Bongsu Park’s two-part work, Crossing Over – Ritual of Grief, is an ambitious piece lasting for almost two hours which saw its first performance spread over two weekends in two different locations during August. It blends contemporary electronic music with traditional Korean music, and contemporary dance with traditional Korean dance such as Salpuri.

Crossing Over - Ritual of Grief part 1. Photo credit Bongsu Park
Crossing Over – Ritual of Grief, part 1. Photo credit Bongsu Park

Appropriately enough for a work dealing with a journey to the afterlife, the venue chosen for the first part of the performance was a church crypt (that under St Mary Magdalene’s near Royal Oak tube in West London). The five dancers performed in two aisles separated by brick pillars and a metal railing; in a third side aisle were positioned powerful spotlights. As the budget was tight these were lights more normally found on a building site, but they did an excellent job of providing an angled light which caught the dancers’ movements from the side, supplementing the low-level lighting provided by candles.

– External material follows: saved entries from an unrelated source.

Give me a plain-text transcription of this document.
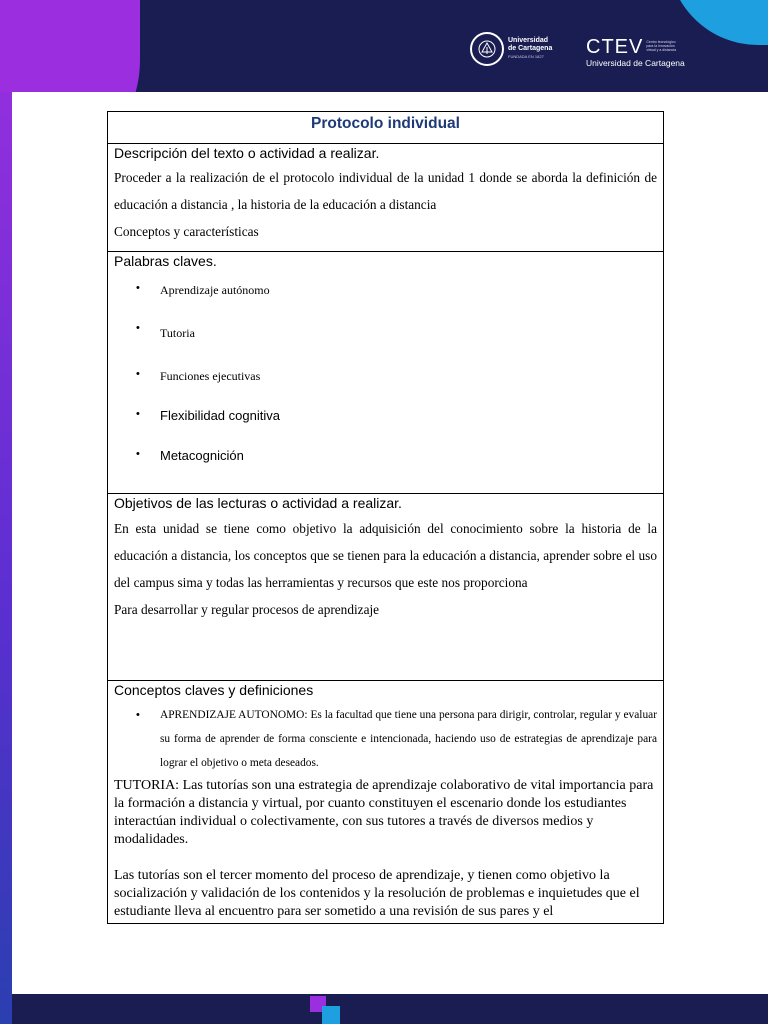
Universidad
de Cartagena
FUNDADA EN 1827	CTEV Centro tecnológico para la innovación virtual y a distancia
Universidad de Cartagena
Protocolo individual

Descripción del texto o actividad a realizar.

Proceder a la realización de el protocolo individual de la unidad 1 donde se aborda la definición de educación a distancia , la historia de la educación a distancia

Conceptos y características

Palabras claves.
• Aprendizaje autónomo
• Tutoria
• Funciones ejecutivas
• Flexibilidad cognitiva
• Metacognición

Objetivos de las lecturas o actividad a realizar.

En esta unidad se tiene como objetivo la adquisición del conocimiento sobre la historia de la educación a distancia, los conceptos que se tienen para la educación a distancia, aprender sobre el uso del campus sima y todas las herramientas y recursos que este nos proporciona

Para desarrollar y regular procesos de aprendizaje

Conceptos claves y definiciones
• APRENDIZAJE AUTONOMO: Es la facultad que tiene una persona para dirigir, controlar, regular y evaluar su forma de aprender de forma consciente e intencionada, haciendo uso de estrategias de aprendizaje para lograr el objetivo o meta deseados.

TUTORIA: Las tutorías son una estrategia de aprendizaje colaborativo de vital importancia para la formación a distancia y virtual, por cuanto constituyen el escenario donde los estudiantes interactúan individual o colectivamente, con sus tutores a través de diversos medios y modalidades.

Las tutorías son el tercer momento del proceso de aprendizaje, y tienen como objetivo la socialización y validación de los contenidos y la resolución de problemas e inquietudes que el estudiante lleva al encuentro para ser sometido a una revisión de sus pares y el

Crossing Over - Ritual of Grief part 1
Crossing Over – Ritual of Grief part 1. Photo credit Bongsu Park

The performance started with a solitary dancer making her way down the central aisle with uncertain, unsteady movements, like a toddler making her first steps in life. As she was joined by the other dancers their moves got gradually more confident, building in energy and vitality until we came to a section which seemed to denote love and passion, as the dancers launched themselves into each other’s arms in passionate embraces.

Crossing Over - Ritual of Grief part 1
Crossing Over – Ritual of Grief part 1. Photo credit Bongsu Park

But tragedy was not far away, and there followed an extended section dealing with bereavement and grief. Two black-clad mourners beat the ground as they expressed their loss, separated by a long, white cloth of the sort used in Korean shamanistic ritual.

The second part of the performance was a week later at Rosenfeld Porcini gallery, which also hosted Park’s Cord – Cell – Cube performance in 2014.

Crossing Over - Ritual of Grief part 2: the opening Myth of Sisyphus solo
Crossing Over – Ritual of Grief part 2: the opening Myth of Sisyphus solo

If the first part was a telescopic (and haunting) view of life, love and loss, the second part was more reflective. An opening solo presented Camus’s Myth of Sisyphus – a meditation on the absurdities of life; then, as other dancers joined, rolling dice on the floor – or inviting audience members to do so for them – we seemed to be encouraged to struggle onwards in life, regardless of the hand we have been dealt by fate.

Crossing Over - Ritual of Grief part 2: rolling the die in the lottery of life
Crossing Over – Ritual of Grief part 2: rolling the die in the lottery of life

Like the crypt a week earlier, the gallery also had two distinct spaces. One room was dominated by a shrine-like space defined by bundles of white twigs and dried flowers hanging from the ceiling – in Korea these objects have associations with the ritual of cleaning and wrapping the dead body. In a closing section of the performance those bundles would be cut down by the dancers one by one and handed out to the onlookers.

Crossing Over - Ritual of Grief part 2
Crossing Over – Ritual of Grief part 2

In the other room, five such bundles hung from the ceiling representing the five elements (Earth, Water, Fire, Air and Metal) and their associated emotions. The dancers rotated around these bundles in turn, taking on the characteristics of each different element as they did so.

Crossing Over - Ritual of Grief part 2: 5 bundles for the 5 elements and emotions
Crossing Over – Ritual of Grief part 2: 5 bundles for the 5 elements and emotions

The final section, which ended with the white bundles being cut down from the ceiling, had the five dancers moving slowly round the shrine lamenting the brevity of life and the fragility of everything we see, hear or feel.

Crossing Over - Ritual of Grief part 2
Crossing Over – Ritual of Grief part 2

I am grateful to the time that Bongsu Park spent with me trying to explain some of the ideas behind her work, and I apologise to her for not having grasped one tenth of what she told me. In a way, it is up to the audience to react to what they see and hear according to their own emotional and intellectual response.

In the first part of the work the audience responded to the joyful emotions expressed during the central section and to the contrasting grief-filled section which followed; at the second venue people responded to the immediacy and intimacy of the piece – the space was much smaller and we were much closer to the performers, enabling direct interaction between performer and bystander. At the end of the second performance, most of us held cradled in our arms one of those bundles of twigs, making us feel that we had been part of the ritual we had witnessed, and feel grateful that we had been part of this very special two-part journey.